Aymeric Caron, journaliste et écrivain, plaide pour la reconnaissance des droits essentiels aux animaux. Interview exclusive.
Voici trois ans, Aymeric Caron avait écrit No Steak (Fayard), dans lequel il s’insurgeait contre l’industrie de la viande. Dans Antispéciste (1), l’ex-chroniqueur d’On n’est pas couché, sur France 2, va plus loin. Il plaide ainsi pour la reconnaissance des droits essentiels aux animaux.
Antispéciste, c’est une suite de No Steak ?

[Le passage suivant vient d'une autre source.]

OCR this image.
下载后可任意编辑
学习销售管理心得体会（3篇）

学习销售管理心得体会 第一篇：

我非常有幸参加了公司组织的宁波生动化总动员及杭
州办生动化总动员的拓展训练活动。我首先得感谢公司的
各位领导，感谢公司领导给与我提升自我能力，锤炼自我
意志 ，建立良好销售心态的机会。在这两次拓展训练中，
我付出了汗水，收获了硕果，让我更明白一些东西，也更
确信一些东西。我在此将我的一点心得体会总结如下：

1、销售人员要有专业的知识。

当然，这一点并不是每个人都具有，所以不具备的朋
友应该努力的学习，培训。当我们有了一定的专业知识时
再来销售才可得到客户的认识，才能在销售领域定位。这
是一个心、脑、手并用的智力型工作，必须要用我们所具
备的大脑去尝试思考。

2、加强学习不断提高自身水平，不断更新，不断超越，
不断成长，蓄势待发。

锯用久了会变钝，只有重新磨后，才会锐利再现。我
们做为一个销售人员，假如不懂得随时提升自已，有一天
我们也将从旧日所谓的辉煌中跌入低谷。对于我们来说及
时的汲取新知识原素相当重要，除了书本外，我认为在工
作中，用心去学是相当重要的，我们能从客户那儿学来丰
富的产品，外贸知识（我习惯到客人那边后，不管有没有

Aymeric Caron : Dans No Steak, je racontais mon expérience du végétarisme et les raisons pour lesquelles, bientôt, nous ne mangerons plus de viande. Je suis végétarien depuis l’âge de 20 ans (NDLR : il en a 44). Je ne suis pas devenu végétarien pour des raisons politiques, simplement par respect pour les animaux. Mais je ne pensais pas que No Steak me collerait autant à la peau. Désormais, quand on dit « Caron », les gens répondent « Ah ! oui ! le végétarien. » Antispéciste, c’est en effet une suite logique et nécessaire.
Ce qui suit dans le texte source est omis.